Pemohon dari perkara ini adalah advokat Husdi Herman dan Viktor Santoso Tandiasa, yang merasa dirugikan hak konstitusionalnya atas berlakunya ketentuan Pasal 31A ayat (1) dan ayat (4) UU 3/2009 (UU MA) dan Pasal 20 ayat (2) huruf b UU 48/2009 (UU Kekuasaan Kehakiman).

Mahkamah juga berpendapat persoalan konstitusionalitas yang dimohonkan para pemohon sama dengan permohonan perkara yang telah diputus MK dalam PutusanNomor 30/PUU-XIII/2015, terkait sidang uji materi di MA yang diminta dilakukan secara terbuka untuk umum dan dihadiri oleh para pihak.

Menurut Mahkamah jika sidang uji materi di MA dilakukan terbuka untuk umum, maka MA harus diberikan waktu yang cukup serta sarana dan prasarana yang memadai.

"Hal ini sekali lagi merupakan kewenangan pembentuk undang-undang dan bukan konstitusionalitas norma," ujar Wahiduddin.

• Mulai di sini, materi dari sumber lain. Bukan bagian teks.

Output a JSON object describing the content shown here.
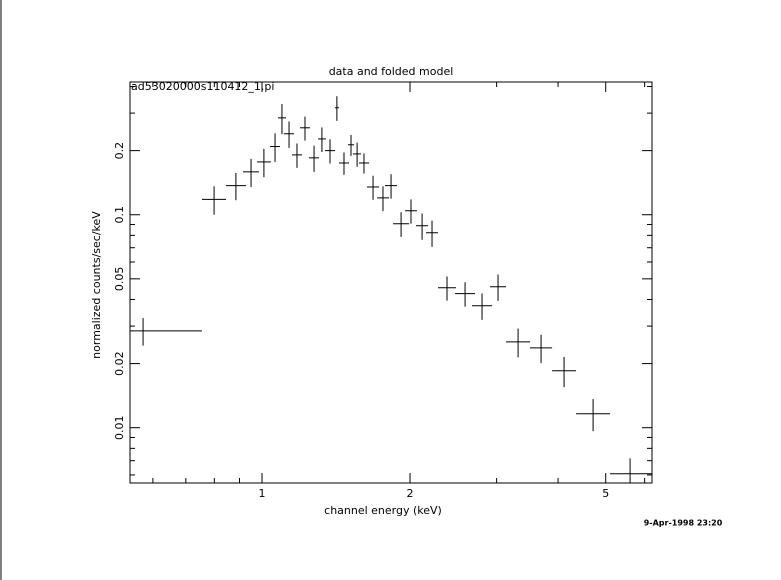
{
  "chart_data": {
    "type": "scatter",
    "title": "data and folded model",
    "subtitle": "ad53020000s110412_1.pi",
    "x_label": "channel energy (keV)",
    "y_label": "normalized counts/sec/keV",
    "timestamp": "9-Apr-1998 23:20",
    "x_log": true,
    "y_log": true,
    "color": "#000000",
    "xlim": [
      0.539,
      6.21
    ],
    "ylim": [
      0.0055,
      0.42
    ],
    "xticks": [
      1,
      2,
      5
    ],
    "yticks": [
      0.01,
      0.02,
      0.05,
      0.1,
      0.2
    ],
    "x_minor_ticks": [
      0.6,
      0.7,
      0.8,
      0.9,
      3,
      4,
      6
    ],
    "y_minor_ticks": [
      0.006,
      0.007,
      0.008,
      0.009,
      0.03,
      0.04,
      0.06,
      0.07,
      0.08,
      0.09,
      0.3,
      0.4
    ],
    "x": [
      0.573,
      0.799,
      0.885,
      0.95,
      1.009,
      1.063,
      1.098,
      1.135,
      1.178,
      1.223,
      1.276,
      1.324,
      1.375,
      1.42,
      1.468,
      1.517,
      1.561,
      1.612,
      1.682,
      1.762,
      1.83,
      1.918,
      2.009,
      2.116,
      2.217,
      2.378,
      2.588,
      2.802,
      3.02,
      3.317,
      3.694,
      4.114,
      4.713,
      5.604
    ],
    "x_low": [
      0.539,
      0.755,
      0.845,
      0.915,
      0.977,
      1.038,
      1.078,
      1.108,
      1.151,
      1.195,
      1.246,
      1.3,
      1.343,
      1.408,
      1.434,
      1.496,
      1.531,
      1.575,
      1.635,
      1.714,
      1.779,
      1.847,
      1.954,
      2.057,
      2.156,
      2.28,
      2.469,
      2.674,
      2.909,
      3.135,
      3.508,
      3.89,
      4.352,
      5.104
    ],
    "x_high": [
      0.755,
      0.845,
      0.928,
      0.986,
      1.043,
      1.088,
      1.119,
      1.162,
      1.206,
      1.252,
      1.306,
      1.349,
      1.408,
      1.434,
      1.503,
      1.539,
      1.59,
      1.651,
      1.73,
      1.813,
      1.882,
      1.991,
      2.067,
      2.176,
      2.28,
      2.481,
      2.712,
      2.937,
      3.135,
      3.508,
      3.89,
      4.352,
      5.104,
      6.211
    ],
    "values": [
      0.0285,
      0.118,
      0.137,
      0.159,
      0.177,
      0.209,
      0.285,
      0.24,
      0.191,
      0.256,
      0.185,
      0.227,
      0.2,
      0.318,
      0.175,
      0.213,
      0.193,
      0.175,
      0.135,
      0.12,
      0.137,
      0.0907,
      0.1044,
      0.0888,
      0.0823,
      0.0454,
      0.0426,
      0.0374,
      0.0459,
      0.0253,
      0.0237,
      0.0185,
      0.01163,
      0.00608
    ],
    "errors": [
      0.0042,
      0.018,
      0.02,
      0.024,
      0.027,
      0.032,
      0.046,
      0.034,
      0.025,
      0.033,
      0.026,
      0.03,
      0.026,
      0.042,
      0.021,
      0.024,
      0.025,
      0.019,
      0.0175,
      0.016,
      0.018,
      0.012,
      0.0137,
      0.0125,
      0.0116,
      0.0059,
      0.0056,
      0.0053,
      0.0065,
      0.0039,
      0.0036,
      0.003,
      0.002,
      0.0011
    ]
  }
}
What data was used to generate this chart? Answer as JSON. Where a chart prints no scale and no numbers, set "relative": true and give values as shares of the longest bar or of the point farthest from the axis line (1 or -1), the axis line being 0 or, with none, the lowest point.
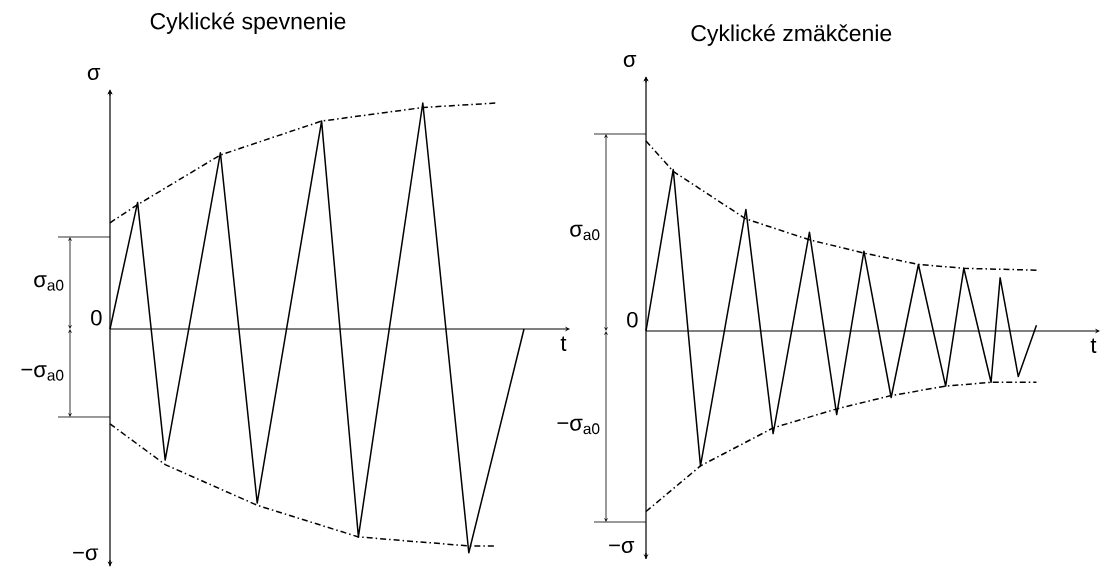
{
  "chart_data": [
    {
      "type": "line",
      "title": "Cyklické spevnenie",
      "xlabel": "t",
      "ylabel": "σ",
      "relative": true,
      "categories": [
        null,
        null,
        null,
        null,
        null,
        null,
        null,
        null,
        null,
        null,
        null,
        null,
        null,
        null,
        null,
        null,
        null,
        null,
        null,
        null,
        null,
        null,
        null,
        null,
        null,
        null,
        null,
        null,
        null,
        null,
        null,
        null,
        null,
        null,
        null,
        null,
        null,
        null,
        null,
        null,
        null,
        null,
        null,
        null,
        null,
        null
      ],
      "series": [
        {
          "color": "#000000",
          "line_style": "solid",
          "values": [
            0,
            null,
            null,
            0.56,
            null,
            null,
            -0.58,
            null,
            null,
            null,
            null,
            null,
            0.78,
            null,
            null,
            null,
            -0.77,
            null,
            null,
            null,
            null,
            null,
            null,
            0.92,
            null,
            null,
            null,
            -0.92,
            null,
            null,
            null,
            null,
            null,
            null,
            1.0,
            null,
            null,
            null,
            null,
            -0.99,
            null,
            null,
            null,
            null,
            null,
            0
          ]
        },
        {
          "color": "#000000",
          "line_style": "dashed",
          "values": [
            0.47,
            null,
            null,
            0.55,
            null,
            null,
            null,
            null,
            null,
            null,
            null,
            null,
            0.77,
            null,
            null,
            null,
            null,
            null,
            null,
            null,
            null,
            null,
            null,
            0.92,
            null,
            null,
            null,
            null,
            null,
            null,
            null,
            null,
            null,
            null,
            0.98,
            null,
            null,
            null,
            null,
            null,
            null,
            null,
            1.0,
            null,
            null,
            null
          ]
        },
        {
          "color": "#000000",
          "line_style": "dashed",
          "values": [
            -0.42,
            null,
            null,
            null,
            null,
            null,
            -0.6,
            null,
            null,
            null,
            null,
            null,
            null,
            null,
            null,
            null,
            -0.78,
            null,
            null,
            null,
            null,
            null,
            null,
            null,
            null,
            null,
            null,
            -0.92,
            null,
            null,
            null,
            null,
            null,
            null,
            null,
            null,
            null,
            null,
            null,
            -0.96,
            null,
            null,
            -0.96,
            null,
            null,
            null
          ]
        }
      ],
      "annotations": [
        "0",
        "−σ",
        "σ$_{a0}$",
        "−σ$_{a0}$"
      ]
    },
    {
      "type": "line",
      "title": "Cyklické zmäkčenie",
      "xlabel": "t",
      "ylabel": "σ",
      "relative": true,
      "categories": [
        null,
        null,
        null,
        null,
        null,
        null,
        null,
        null,
        null,
        null,
        null,
        null,
        null,
        null,
        null,
        null,
        null,
        null,
        null,
        null,
        null,
        null,
        null,
        null,
        null,
        null,
        null,
        null,
        null,
        null,
        null,
        null,
        null,
        null,
        null,
        null,
        null,
        null,
        null,
        null,
        null,
        null,
        null,
        null
      ],
      "series": [
        {
          "color": "#000000",
          "line_style": "solid",
          "values": [
            0,
            null,
            null,
            0.85,
            null,
            null,
            -0.71,
            null,
            null,
            null,
            null,
            0.64,
            null,
            null,
            -0.54,
            null,
            null,
            null,
            0.52,
            null,
            null,
            -0.44,
            null,
            null,
            0.42,
            null,
            null,
            -0.35,
            null,
            null,
            0.35,
            null,
            null,
            -0.29,
            null,
            0.33,
            null,
            null,
            -0.27,
            0.28,
            null,
            -0.24,
            null,
            0.03
          ]
        },
        {
          "color": "#000000",
          "line_style": "dashed",
          "values": [
            1.0,
            null,
            null,
            0.84,
            null,
            null,
            null,
            null,
            null,
            null,
            null,
            0.59,
            null,
            null,
            null,
            null,
            null,
            null,
            0.48,
            null,
            null,
            null,
            null,
            null,
            0.41,
            null,
            null,
            null,
            null,
            null,
            0.35,
            null,
            null,
            null,
            null,
            0.33,
            null,
            null,
            null,
            null,
            null,
            null,
            null,
            0.32
          ]
        },
        {
          "color": "#000000",
          "line_style": "dashed",
          "values": [
            -0.95,
            null,
            null,
            null,
            null,
            null,
            -0.71,
            null,
            null,
            null,
            null,
            null,
            null,
            null,
            -0.51,
            null,
            null,
            null,
            null,
            null,
            null,
            -0.41,
            null,
            null,
            null,
            null,
            null,
            -0.34,
            null,
            null,
            null,
            null,
            null,
            -0.29,
            null,
            null,
            null,
            null,
            -0.27,
            null,
            null,
            null,
            null,
            -0.27
          ]
        }
      ],
      "annotations": [
        "0",
        "−σ",
        "σ$_{a0}$",
        "−σ$_{a0}$"
      ]
    }
  ]
}
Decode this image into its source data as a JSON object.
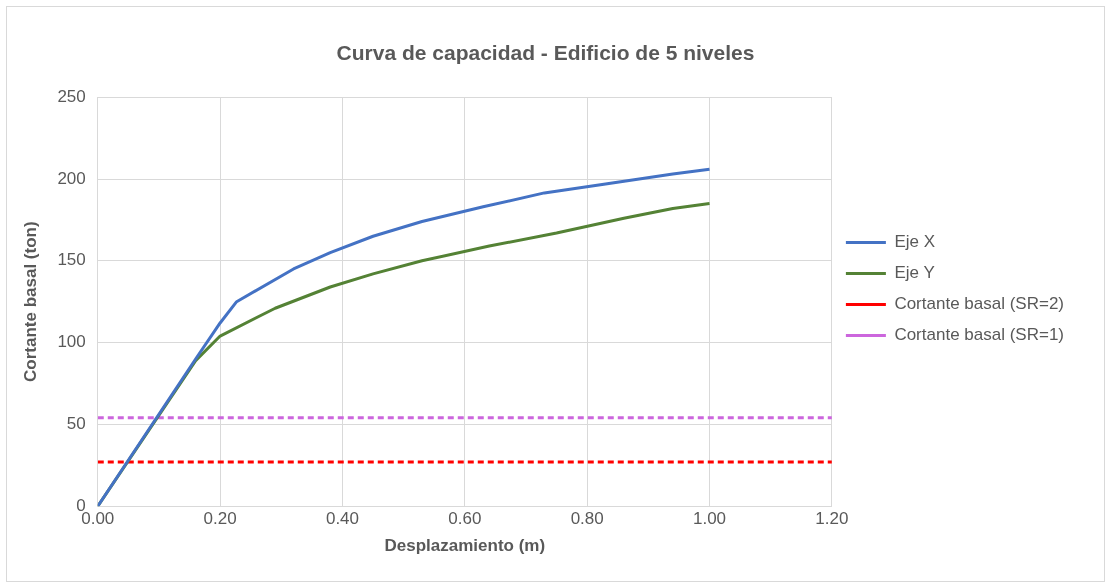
{
  "chart_data": {
    "type": "line",
    "title": "Curva de capacidad - Edificio de 5 niveles",
    "xlabel": "Desplazamiento (m)",
    "ylabel": "Cortante basal (ton)",
    "xlim": [
      0,
      1.2
    ],
    "xticks": [
      {
        "value": 0,
        "label": "0.00"
      },
      {
        "value": 0.2,
        "label": "0.20"
      },
      {
        "value": 0.4,
        "label": "0.40"
      },
      {
        "value": 0.6,
        "label": "0.60"
      },
      {
        "value": 0.8,
        "label": "0.80"
      },
      {
        "value": 1,
        "label": "1.00"
      },
      {
        "value": 1.2,
        "label": "1.20"
      }
    ],
    "ylim": [
      0,
      250
    ],
    "yticks": [
      0,
      50,
      100,
      150,
      200,
      250
    ],
    "grid": true,
    "legend": "right",
    "marker": "none",
    "series": [
      {
        "name": "Eje X",
        "color": "#4472c4",
        "x": [
          0,
          0.16,
          0.2,
          0.227,
          0.32,
          0.38,
          0.45,
          0.53,
          0.63,
          0.73,
          0.83,
          0.94,
          1.0
        ],
        "values": [
          0,
          90,
          112,
          125,
          145,
          155,
          165,
          174,
          183,
          191.5,
          197,
          203,
          206
        ]
      },
      {
        "name": "Eje Y",
        "color": "#548235",
        "x": [
          0,
          0.16,
          0.2,
          0.29,
          0.38,
          0.45,
          0.53,
          0.64,
          0.75,
          0.86,
          0.94,
          1.0
        ],
        "values": [
          0,
          89,
          104,
          121,
          134,
          142,
          150,
          159,
          167,
          176,
          182,
          185
        ]
      },
      {
        "name": "Cortante basal (SR=2)",
        "color": "#ff0000",
        "line_style": "dashed",
        "x": [
          0,
          1.2
        ],
        "values": [
          27,
          27
        ]
      },
      {
        "name": "Cortante basal (SR=1)",
        "color": "#cc66dd",
        "line_style": "dashed",
        "x": [
          0,
          1.2
        ],
        "values": [
          54,
          54
        ]
      }
    ]
  }
}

Meskipun putusan Mahkamah menyatakan menolak permohonan tersebut, namun terdapat opini berbeda dari Hakim Konstitusi Saldi Isra.

Saldi berpedapat meskipun UU MA tidak mengatur secara eksplisit proses pemeriksaan uji materi di MA, namun cara berpikir hukum MA dan MK dalam proses pengujian haruslah sejajar.

Berkaitan dengan norma Pasal 31A ayat (4) UU MA yang secara hukum telah dinyatakan konstitusional oleh MK dalam Putusan Nomor 30/PUU-XIII/2015, menurut Saldi pertimbangan hukum dalam perkara tersebut harus ditelisik kembali dengan melihat arti penting proses persidangan yang terbuka untuk umum dalam bingkai kekuasaan kehakiman yang merdeka.

Dengan tidak menyimpang dari pertimbangan hukum yang telah diputuskan, Saldi berpendapat ketetuan batas waktu yang wajar tetap menjadi ranah pembentuk undang-undang dengan mempertimbangkan prinsip peradilan yang dilakukan dengan sederhana, cepat, dan berbiaya ringan.

"Berdasarkan seluruh pertimbangan hukum tersebut, seharusnya Mahkamah mengabulkan permohonan para pemohonan untuk sebagian," pungkas Saldi.